The value of the invoice doesn’t need to represent only the value of the
activity but should include, for example, other upfront costs like sales
and marketing and overhead and other costs associated with securing the
contract.
Since an early
payment is tied to the submission of an invoice for contract required
work, then it’s likely that the invoice will fit into the Client’s
approved way of paying for work done by the Contractor. Clients say,
“you gotta’ do something before you get paid for it.”
Be creative! Find
scope of work that is done early and quickly bill for it.
If an early
payment if received several weeks later than if a downpayment had been
received, it’s just about as good as it meets the goal of having cash
coming in the door early.
Now that you are
over the first hurdle of asking for a downpayment or early payment, move
on to the second hurdle.
The Size of the
Downpayment
This is the second
hurdle to overcome for receiving a downpayment.
Ever get a 50%
downpayment for a contract? That would get some serious cash coming in
the door. Read on.
Maybe, if you are
lucky, the Client will allow you to negotiate a 5%, or less, downpayment.

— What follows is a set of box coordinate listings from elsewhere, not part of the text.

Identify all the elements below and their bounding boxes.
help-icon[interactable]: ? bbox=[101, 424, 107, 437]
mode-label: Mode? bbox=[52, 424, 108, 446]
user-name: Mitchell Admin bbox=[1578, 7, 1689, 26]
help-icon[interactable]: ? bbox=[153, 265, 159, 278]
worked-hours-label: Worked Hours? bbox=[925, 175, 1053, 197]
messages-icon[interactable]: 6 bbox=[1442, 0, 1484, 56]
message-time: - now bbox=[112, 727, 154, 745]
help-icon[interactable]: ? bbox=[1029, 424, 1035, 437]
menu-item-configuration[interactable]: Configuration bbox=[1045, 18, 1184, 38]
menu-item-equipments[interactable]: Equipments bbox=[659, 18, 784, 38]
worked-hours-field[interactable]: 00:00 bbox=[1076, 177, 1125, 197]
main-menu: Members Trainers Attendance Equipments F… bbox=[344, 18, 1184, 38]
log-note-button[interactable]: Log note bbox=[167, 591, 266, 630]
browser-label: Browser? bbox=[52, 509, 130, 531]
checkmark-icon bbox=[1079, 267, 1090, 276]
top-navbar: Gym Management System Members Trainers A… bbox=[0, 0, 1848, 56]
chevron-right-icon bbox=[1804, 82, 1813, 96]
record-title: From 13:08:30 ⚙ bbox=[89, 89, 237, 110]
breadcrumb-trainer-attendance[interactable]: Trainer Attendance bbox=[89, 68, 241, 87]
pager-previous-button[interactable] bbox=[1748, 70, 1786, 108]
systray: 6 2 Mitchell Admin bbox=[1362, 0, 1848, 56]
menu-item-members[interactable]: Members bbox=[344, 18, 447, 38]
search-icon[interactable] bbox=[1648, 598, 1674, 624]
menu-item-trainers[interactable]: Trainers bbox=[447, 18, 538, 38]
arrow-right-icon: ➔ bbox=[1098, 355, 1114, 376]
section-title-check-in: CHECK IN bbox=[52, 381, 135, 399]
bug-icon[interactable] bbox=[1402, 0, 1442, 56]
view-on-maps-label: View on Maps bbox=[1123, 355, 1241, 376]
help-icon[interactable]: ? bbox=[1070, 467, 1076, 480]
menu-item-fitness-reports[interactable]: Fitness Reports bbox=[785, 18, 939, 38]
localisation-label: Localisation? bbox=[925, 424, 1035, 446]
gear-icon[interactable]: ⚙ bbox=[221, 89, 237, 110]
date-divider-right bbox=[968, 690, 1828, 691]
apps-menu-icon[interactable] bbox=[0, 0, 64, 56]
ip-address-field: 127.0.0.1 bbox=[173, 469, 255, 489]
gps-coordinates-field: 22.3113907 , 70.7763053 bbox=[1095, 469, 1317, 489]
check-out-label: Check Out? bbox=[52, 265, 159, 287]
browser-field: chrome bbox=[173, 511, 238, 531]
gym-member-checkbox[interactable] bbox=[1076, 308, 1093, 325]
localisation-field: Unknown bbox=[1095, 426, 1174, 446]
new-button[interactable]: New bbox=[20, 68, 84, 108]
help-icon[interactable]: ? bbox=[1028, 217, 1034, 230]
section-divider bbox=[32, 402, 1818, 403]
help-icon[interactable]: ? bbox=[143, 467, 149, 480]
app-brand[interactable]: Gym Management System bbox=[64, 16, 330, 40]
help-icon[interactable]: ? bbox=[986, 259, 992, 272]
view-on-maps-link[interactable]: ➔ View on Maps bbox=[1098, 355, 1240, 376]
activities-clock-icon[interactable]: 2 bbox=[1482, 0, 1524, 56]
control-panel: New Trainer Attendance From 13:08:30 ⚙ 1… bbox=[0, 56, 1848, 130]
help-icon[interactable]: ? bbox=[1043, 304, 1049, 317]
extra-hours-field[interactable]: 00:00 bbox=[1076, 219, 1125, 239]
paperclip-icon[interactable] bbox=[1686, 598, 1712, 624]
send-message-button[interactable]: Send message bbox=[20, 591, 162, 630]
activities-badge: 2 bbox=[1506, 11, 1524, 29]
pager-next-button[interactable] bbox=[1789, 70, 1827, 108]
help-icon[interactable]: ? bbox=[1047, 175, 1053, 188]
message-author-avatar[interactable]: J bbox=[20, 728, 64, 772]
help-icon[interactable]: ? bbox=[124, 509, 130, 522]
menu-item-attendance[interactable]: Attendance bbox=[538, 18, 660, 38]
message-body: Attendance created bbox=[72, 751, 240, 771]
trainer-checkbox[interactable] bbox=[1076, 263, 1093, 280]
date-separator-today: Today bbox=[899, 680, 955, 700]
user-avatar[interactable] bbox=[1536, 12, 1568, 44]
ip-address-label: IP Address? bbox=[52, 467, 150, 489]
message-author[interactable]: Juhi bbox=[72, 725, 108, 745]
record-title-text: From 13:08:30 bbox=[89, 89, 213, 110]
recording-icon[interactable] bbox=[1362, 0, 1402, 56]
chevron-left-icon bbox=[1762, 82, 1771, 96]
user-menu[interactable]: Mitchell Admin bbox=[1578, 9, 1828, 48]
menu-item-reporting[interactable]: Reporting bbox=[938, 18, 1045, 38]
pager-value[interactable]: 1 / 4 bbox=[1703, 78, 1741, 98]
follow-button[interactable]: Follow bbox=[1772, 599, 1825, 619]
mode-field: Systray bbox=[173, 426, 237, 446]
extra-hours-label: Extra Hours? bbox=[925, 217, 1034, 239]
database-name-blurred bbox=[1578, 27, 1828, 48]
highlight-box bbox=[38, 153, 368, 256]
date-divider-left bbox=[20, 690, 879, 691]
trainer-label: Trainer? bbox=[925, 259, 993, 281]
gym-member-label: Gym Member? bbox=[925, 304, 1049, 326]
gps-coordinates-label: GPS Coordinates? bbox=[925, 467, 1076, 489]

What a nice guy! A little miserly, though; but, better than 0%.
Often, the Client
seems to have a paradigm (preconceived notion) about the size of a
downpayment when he is at least receptive to negotiating one with a
Contractor. That paradigm seems to run in the 10% or less range for a
downpayment. A 10% downpayment is okay, still a little miserly, but
certainly better than 5%. There doesn’t seem to be anything magic about
10%, except it being a negotiating tactic by the Client to minimize the
agreed upon downpayment.
20% seems to be a
good number for a downpayment. Do a cash flow on a construction project
to test this number. By the time you get the cash for the downpayment,
maybe 15 to 30 days after you invoice, you will have been freely
spending cash on other contract matters to use it up. The argument here
is that this downpayment percentage is needed to start a terms of
payment program which will result in a positive cash flow for the
Contractor. That’s just good business. And fair, too.
Now, what about a
30% downpayment? How about 40%? Maybe 50%?
Being able to
negotiate these sizes of downpayments, if there no significant major
material purchases required at the front end of the contract, will
likely require an incentive for the Client.
Incentives are
wonderful negotiating tools. The Contractor gets a sizeable downpayment
and the Client gets an incentive to agree in return. Something good and
valuable is received for everyone involved. Some examples to consider
are:
·
For a 30% downpayment,
Client receives a 1% discount on the contract price.
·
For a 40% downpayment,
Client receives a 2% discount on the contract price.
·
For a 50% downpayment,
Client receives a 3% discount on the contract price.
Again, do the math
through a cash flow analysis of the construction project’s terms of
payment with these large downpayments. Does a 50% downpayment in return
for a price reduction of 3% keep the Contractor from borrowing or using
his own funds to finance the project?
Ask the Client how
valuable that price discount incentive is to him. He has funds
available to build the project. It might actually save him money to
agree to a, for example, 50% downpayment in return for a 3% price
discount.
Use an incentive
program for the Client in order to achieve a sizeable downpayment. The
percentages noted in the above examples may not apply to every
construction project, but will at least demonstrate the idea of
providing the Client with an incentive to agree to a sizeable
downpayment. Be creative with the incentives.
Get over the two
hurdles. Try to achieve the goal of keeping the cash coming in the door
faster than it is going out the door. Downpayments, especially large
ones, and early payments help achieve that goal.